Желание увидеть дневные звезды и весь план — показать их другим — возникли в тот же вечер, когда из Заручевья возвращалась я на недалекий хутор, где мы нанимали комнату вот уже третье лето. Дорога гладко пахла недавно прошедшим стадом, парным молоком, остывающей пылью; маленькие мягкие фонтанчики пыли с приятной прохладой били меж пальцев босых ног, ивановские червячки доверчиво мерцали в придорожных канавах. В низинах, в легком тумане, побрякивали деревянные ботала и жестяные колокольцы невидимых лошадей. Иногда же слышалось звяканье какого-то особого, очень нежного, грустного колокольца. Дорога вилась с холма на холм, и было отрадно знать, что идешь не просто по дороге, а по Валдайским возвышенностям, где не так уж далеко от тебя, из земли, из деревянной часовни, выбивается родник, который называется Волга. Везде вечер, и звезды отразились уже и в Волге-роднике, и в Волге-ручье, и в Волге-реке… А дневные… Дневные звезды я увижу завтра! Проходя через огород к дому, я приостановилась и с радостным страхом покосилась на старый наш, покрытый седыми лишаями и мохом колодец. Он был таким, как всегда: упираясь в небо, в какую-то обыкновенную звезду, высился над ним тонкий журавль, и огромные толстые лопухи (на листе как раз такого лопуха плыла когда-то Дюймовочка) — голубые вечерние лопухи чмокали и шевелились вокруг колодца. Все было как вчера, и все — иначе! Оказывается, этот давно знакомый колодец был просто набит лучистыми дневными звездами, а мы-то, дураки, и не знали об этом и нарочно норовили погромче плюхнуть ведро в его темную звездную воду.
«Я завтра увижу их», — вновь подумала я, и приятные мурашки пробежали по спине. Но почему-то несколько дней я не решалась заглянуть и наш старый колодец. «Нет, не сегодня… завтра… а уж послезавтра — обязательно…» Неосознанно я оттягивала счастливую и чем-то страшащую меня минуту свидания с дневными звездами, и — странно — эта оттяжка доставляла мне непонятное, ни на что не похожее наслаждение.

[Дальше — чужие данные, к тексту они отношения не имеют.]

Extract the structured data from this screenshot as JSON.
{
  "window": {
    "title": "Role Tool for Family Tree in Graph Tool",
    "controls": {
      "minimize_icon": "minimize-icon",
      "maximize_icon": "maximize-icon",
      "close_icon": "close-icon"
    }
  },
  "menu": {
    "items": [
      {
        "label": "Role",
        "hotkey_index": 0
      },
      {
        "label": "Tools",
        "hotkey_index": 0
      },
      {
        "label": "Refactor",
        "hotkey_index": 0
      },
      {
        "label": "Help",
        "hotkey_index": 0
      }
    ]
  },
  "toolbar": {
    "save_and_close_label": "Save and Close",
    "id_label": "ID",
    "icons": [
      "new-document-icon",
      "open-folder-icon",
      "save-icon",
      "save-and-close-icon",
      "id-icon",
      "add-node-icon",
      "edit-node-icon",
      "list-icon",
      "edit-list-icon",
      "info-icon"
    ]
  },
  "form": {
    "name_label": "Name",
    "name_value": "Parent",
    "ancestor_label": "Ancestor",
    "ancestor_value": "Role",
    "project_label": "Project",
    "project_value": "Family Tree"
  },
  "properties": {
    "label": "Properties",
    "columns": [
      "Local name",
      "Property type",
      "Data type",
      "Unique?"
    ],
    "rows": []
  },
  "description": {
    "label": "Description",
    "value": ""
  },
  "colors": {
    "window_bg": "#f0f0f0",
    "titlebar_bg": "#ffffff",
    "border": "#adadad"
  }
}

…Тогда, накануне юности, я не знала еще, что ожидание счастья сплошь и рядом сильней, чем само счастье. Так же, как и предвкушение большой, сложной и желанной работы часто приносит больше радости, чем сама работа. Вот почему иногда тянешь с нею, откладываешь сроки, придумываешь причины, чтобы не приступать к ней, а иметь возможность всласть, свободно помечтать — и о процессе ее и даже о плодах ее, то есть о новом своем произведении. Каким строгим и значительным видится оно из замысла, еще не додуманного до конца, — и не надо, не надо, чтоб в точности был известен конец, — он должен прийти сам, как открытие, как награда за труд; из путаной сети первоначальных, то пронзительно блещущих, то еле мерцающих образов, наконец, из наивно-тщеславных мечтаний о том, как эта — еще не начатая на бумаге! — работа будет признана самыми строгими друзьями, принесет тебе искренне душевное волнение читателя, быть может, даже лучшие слезы его — одинокие, тайные слезы…
Отравленный ипритом, медленно умирающий и знающий, что умирает, Антуан Тибо, оглядываясь на молодость свою, записывал в дневнике: «Я жил в состоянии предвосхищения жизни и активного доверия к ней».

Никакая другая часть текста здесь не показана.